Lords reform: Government abandons crucial vote amid likely defeat
The coalition has dropped plans for a crucial vote on its plans to reform the House of Lords after it faced likely defeat over the issue.
Dozens of Conservatives were expected to defy the government and oppose the plan to limit the time available for debating plans for proposed changes.
But the government later won a separate vote on the principle behind a mainly elected chamber with a majority of 338.
But 91 Conservative MPs voted against the bill as a whole.
One of the rebels, Angie Bray, has been sacked from her role as a ministerial aide.
The vote means that proposals for an 80% elected House of Lords that is half its current size will proceed to their next stage of parliamentary scrutiny in the autumn.

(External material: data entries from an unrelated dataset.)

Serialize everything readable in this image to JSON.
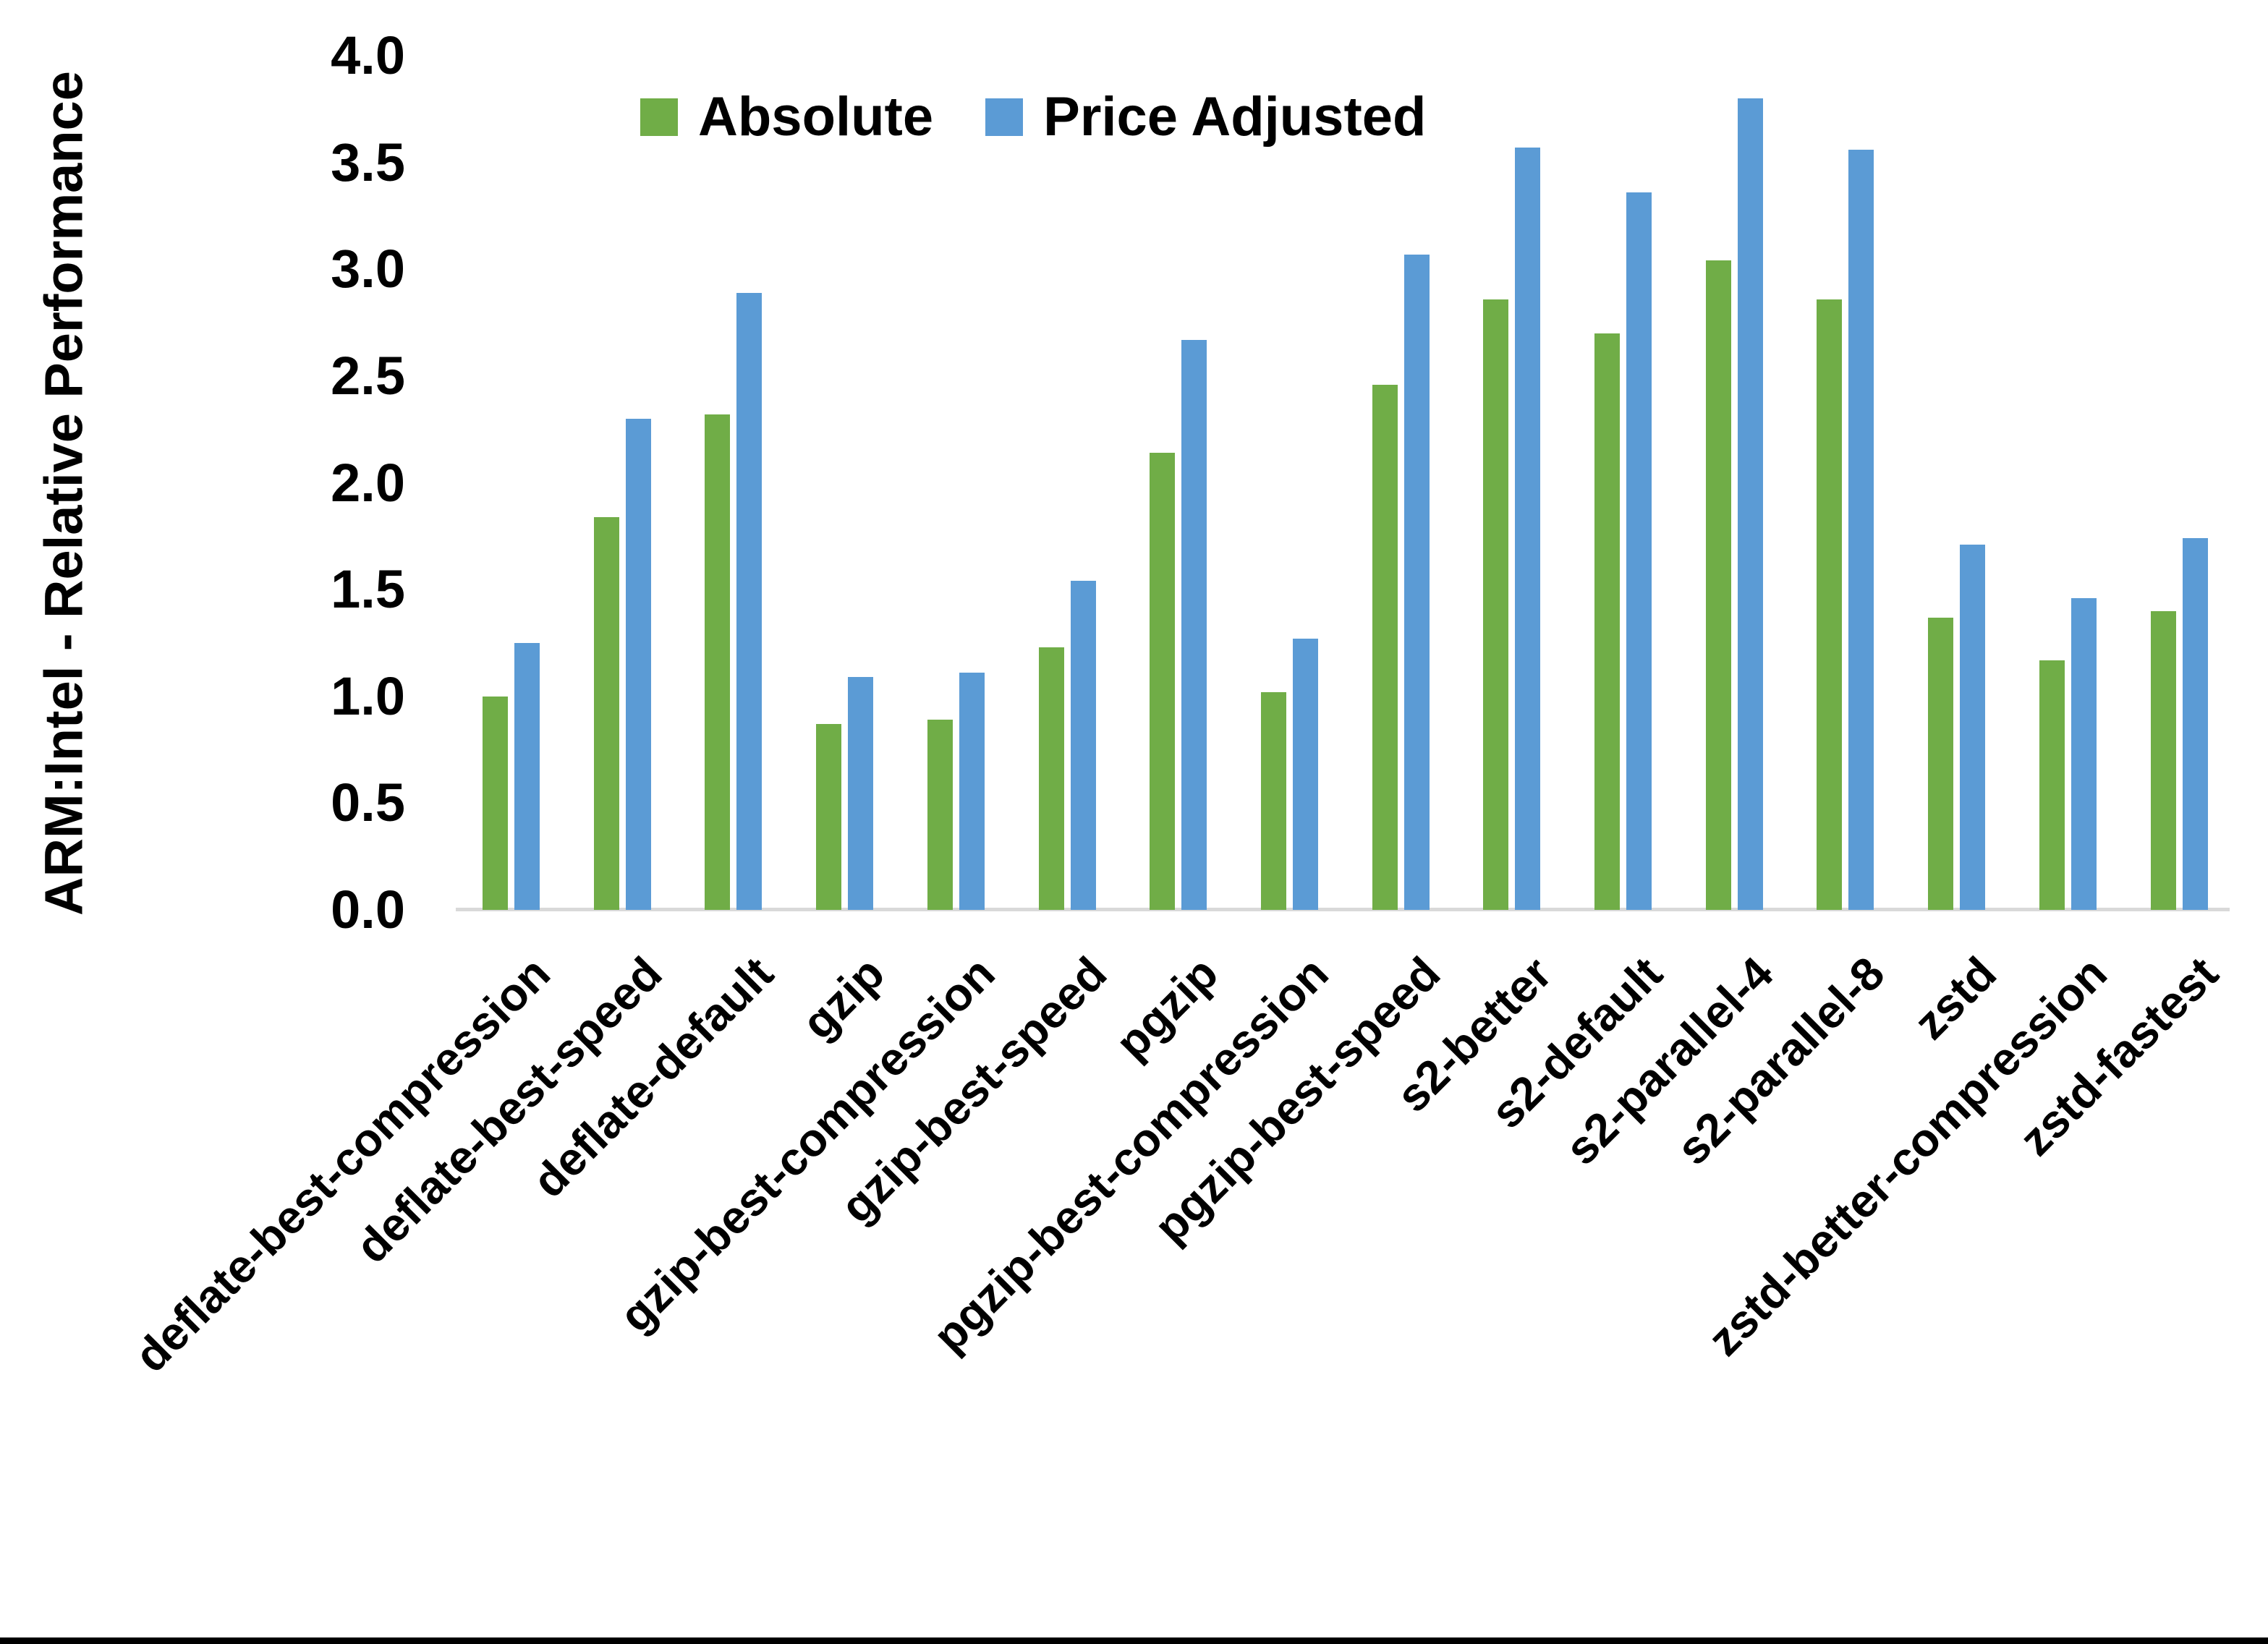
{
  "chart_data": {
    "type": "bar",
    "title": "",
    "xlabel": "",
    "ylabel": "ARM:Intel - Relative Performance",
    "ylim": [
      0.0,
      4.0
    ],
    "ytick_labels": [
      "0.0",
      "0.5",
      "1.0",
      "1.5",
      "2.0",
      "2.5",
      "3.0",
      "3.5",
      "4.0"
    ],
    "grid": false,
    "legend_position": "top-center",
    "axis_line_color": "#d9d9d9",
    "categories": [
      "deflate-best-compression",
      "deflate-best-speed",
      "deflate-default",
      "gzip",
      "gzip-best-compression",
      "gzip-best-speed",
      "pgzip",
      "pgzip-best-compression",
      "pgzip-best-speed",
      "s2-better",
      "s2-default",
      "s2-parallel-4",
      "s2-parallel-8",
      "zstd",
      "zstd-better-compression",
      "zstd-fastest"
    ],
    "series": [
      {
        "name": "Absolute",
        "color": "#70ad47",
        "values": [
          1.0,
          1.84,
          2.32,
          0.87,
          0.89,
          1.23,
          2.14,
          1.02,
          2.46,
          2.86,
          2.7,
          3.04,
          2.86,
          1.37,
          1.17,
          1.4
        ]
      },
      {
        "name": "Price Adjusted",
        "color": "#5b9bd5",
        "values": [
          1.25,
          2.3,
          2.89,
          1.09,
          1.11,
          1.54,
          2.67,
          1.27,
          3.07,
          3.57,
          3.36,
          3.8,
          3.56,
          1.71,
          1.46,
          1.74
        ]
      }
    ]
  }
}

Nick Clegg's dream of reform of the House of Lords has slipped away.
Not forever, not yet anyway, but it's suffered a very significant setback.

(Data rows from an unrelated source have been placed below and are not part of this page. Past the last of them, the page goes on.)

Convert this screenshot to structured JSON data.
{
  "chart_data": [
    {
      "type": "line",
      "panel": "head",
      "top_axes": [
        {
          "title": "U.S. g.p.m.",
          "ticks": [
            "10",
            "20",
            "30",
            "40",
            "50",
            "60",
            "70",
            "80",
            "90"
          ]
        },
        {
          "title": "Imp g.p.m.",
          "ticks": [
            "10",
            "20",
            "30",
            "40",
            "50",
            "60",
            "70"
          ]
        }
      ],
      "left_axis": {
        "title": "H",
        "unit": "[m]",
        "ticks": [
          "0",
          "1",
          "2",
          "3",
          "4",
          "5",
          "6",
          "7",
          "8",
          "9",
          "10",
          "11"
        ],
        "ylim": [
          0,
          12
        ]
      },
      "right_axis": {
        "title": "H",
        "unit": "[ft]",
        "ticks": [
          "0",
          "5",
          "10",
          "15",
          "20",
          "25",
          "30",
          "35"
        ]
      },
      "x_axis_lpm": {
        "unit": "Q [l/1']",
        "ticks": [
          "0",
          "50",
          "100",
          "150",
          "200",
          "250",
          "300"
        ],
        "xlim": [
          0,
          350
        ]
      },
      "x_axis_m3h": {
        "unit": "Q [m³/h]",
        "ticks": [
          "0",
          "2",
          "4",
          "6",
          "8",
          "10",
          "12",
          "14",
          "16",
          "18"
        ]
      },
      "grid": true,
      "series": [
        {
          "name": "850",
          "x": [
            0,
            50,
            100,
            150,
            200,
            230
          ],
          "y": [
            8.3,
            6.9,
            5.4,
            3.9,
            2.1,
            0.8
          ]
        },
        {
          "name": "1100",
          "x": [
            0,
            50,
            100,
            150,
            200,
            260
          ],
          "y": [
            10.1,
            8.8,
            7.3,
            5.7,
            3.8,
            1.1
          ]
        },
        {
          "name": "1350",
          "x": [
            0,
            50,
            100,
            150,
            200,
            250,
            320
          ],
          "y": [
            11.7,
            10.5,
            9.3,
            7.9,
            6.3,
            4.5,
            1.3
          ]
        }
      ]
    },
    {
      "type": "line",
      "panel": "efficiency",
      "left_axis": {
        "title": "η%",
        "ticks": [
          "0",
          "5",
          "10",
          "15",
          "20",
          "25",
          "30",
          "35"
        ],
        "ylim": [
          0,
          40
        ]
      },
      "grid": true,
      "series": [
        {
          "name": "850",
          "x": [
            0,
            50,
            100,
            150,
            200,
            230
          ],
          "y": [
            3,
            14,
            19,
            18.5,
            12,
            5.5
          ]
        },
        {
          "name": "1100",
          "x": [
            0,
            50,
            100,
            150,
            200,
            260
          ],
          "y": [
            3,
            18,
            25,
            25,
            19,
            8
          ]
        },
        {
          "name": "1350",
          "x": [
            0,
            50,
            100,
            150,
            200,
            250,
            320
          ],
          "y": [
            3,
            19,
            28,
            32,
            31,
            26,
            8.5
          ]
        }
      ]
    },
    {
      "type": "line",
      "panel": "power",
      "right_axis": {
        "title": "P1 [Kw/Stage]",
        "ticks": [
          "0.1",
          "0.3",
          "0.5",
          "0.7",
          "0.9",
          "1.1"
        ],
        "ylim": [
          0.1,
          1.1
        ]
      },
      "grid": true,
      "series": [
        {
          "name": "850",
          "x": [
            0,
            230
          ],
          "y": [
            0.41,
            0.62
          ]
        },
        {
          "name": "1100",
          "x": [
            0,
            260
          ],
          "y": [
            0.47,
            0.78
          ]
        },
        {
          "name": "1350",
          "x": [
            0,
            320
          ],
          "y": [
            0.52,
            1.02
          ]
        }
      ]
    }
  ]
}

The reason: David Cameron couldn't deliver the numbers.
And it is, ultimately, a numbers game.
The prime minister was facing a massive rebellion, so he decided to step back, apparently telling his deputy he needed more time to garner support from the Tory side.

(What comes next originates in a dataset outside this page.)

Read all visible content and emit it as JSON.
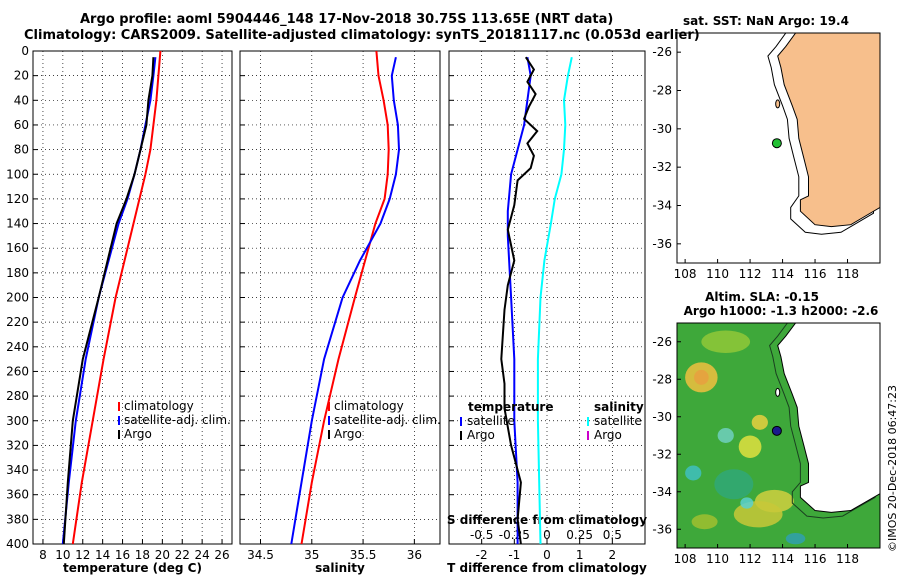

So the government has opted for another go in the autumn, when it says it will try, again, to get support for a programme motion.
On the face of it it weakens both men. One couldn't persuade a sizeable chunk of his own MPs to back a key part of the coalition's policy programme.
The other has failed the first test in delivering what he hoped would be a key legacy of his time in office.
The more Machiavellian view is of a prime minister who sanctioned a soft whipping operation and who wanted to see the prospect of an insurrection in the 100+ category.
And also of a man who is content to present his coalition partner with the harsh reality of another delay on the road to reforming the Lords.
But critics said the whole future of the bill has been thrown into doubt by the government's decision not to put a so-called programme motion to a vote. This would have limited the time for future debate on the proposed changes in the House of Commons to 10 days.
The government had been facing defeat on the vote and Lib Dem sources say Prime Minister David Cameron told his deputy Nick Clegg that the timetabling motion should be pulled to gather support for it among Conservatives over the next two months.
BBC political editor Nick Robinson said a spokesman for Mr Clegg had declared "a plague on both their houses" when asked whether he blamed the Conservatives or Labour for the setback.
Labour and rebel Conservative MPs said this did not allow enough time to discuss a crucial constitutional change.
Commons leader Sir George Young told MPs the timetabling vote would be postponed until after the summer recess.
He blamed Labour for the climbdown, saying the opposition was not prepared to support the government in Tuesday's vote despite supporting the idea of changes to the Lords. "It needs those that support reform to vote for reform," he said.
The government "remain committed to making progress" on changing the composition of the Lords, he stressed.
Responding to the setback, Foreign Secretary William Hague said all parties must "try to establish a better consensus", while former Lib Dem minister David Laws said it was "frustrating" but the government would return to the issue in two months and "expect to win".
But Tory MP Conor Burns resigned from his position as a ministerial aide in the Northern Ireland Office in protest at the plans.
And Tory backbencher Jesse Norman said the government had backed down because of the scale of the likely rebellion on the Conservative benches and the proposals were now a "dead duck".'Inadequate'
HOUSE OF LORDS REFORM PLANS
- A smaller chamber - reduced from 826 members to 450.
- The majority, 80%, of members would be elected - at the moment nearly all peers are appointed either by political parties or by the independent House of Lords Commission.
- But 90 members, 20%, would still be appointed, by an Appointments Commission, on a non-party basis.
- Time-limited membership - Once elected, peers would serve a non-renewable 15-year term instead of being members for life.
- A reduced number of bishops - The number of Church of England bishops would be cut from 26 to 12.
- No more Lords and Baronesses - The chamber would still be called the House of Lords but members would not have the title "Lord". Parliament to choose a new name for members.
And Bernard Jenkin, one of the leading Conservative opponents of the plans, questioned the future of the entire legislation.
"Whatever moral authority the bill had, it has now lost," he said.
Labour described the decision not to press ahead with a vote on the issue of the time allocated for debate as a "victory for Parliament".
"This is not a wrecking tactic - far from it," said shadow justice secretary Sadiq Khan. "We've already given our assurances we'll do all we can to ensure the bill progresses. Instead, it's about making good an inadequate bill.
"And that means allowing Parliament the time to revise, amend and improve the bill free from the threat of debate being stifled."
Commons Speaker John Bercow has told MPs that the parliamentary rules mean that even if - as expected - the bill is given a second reading it will not move on to the next stage of the parliamentary process.
Before it can be considered again, MPs will first need to vote for a committal motion that will formally send the bill into committee.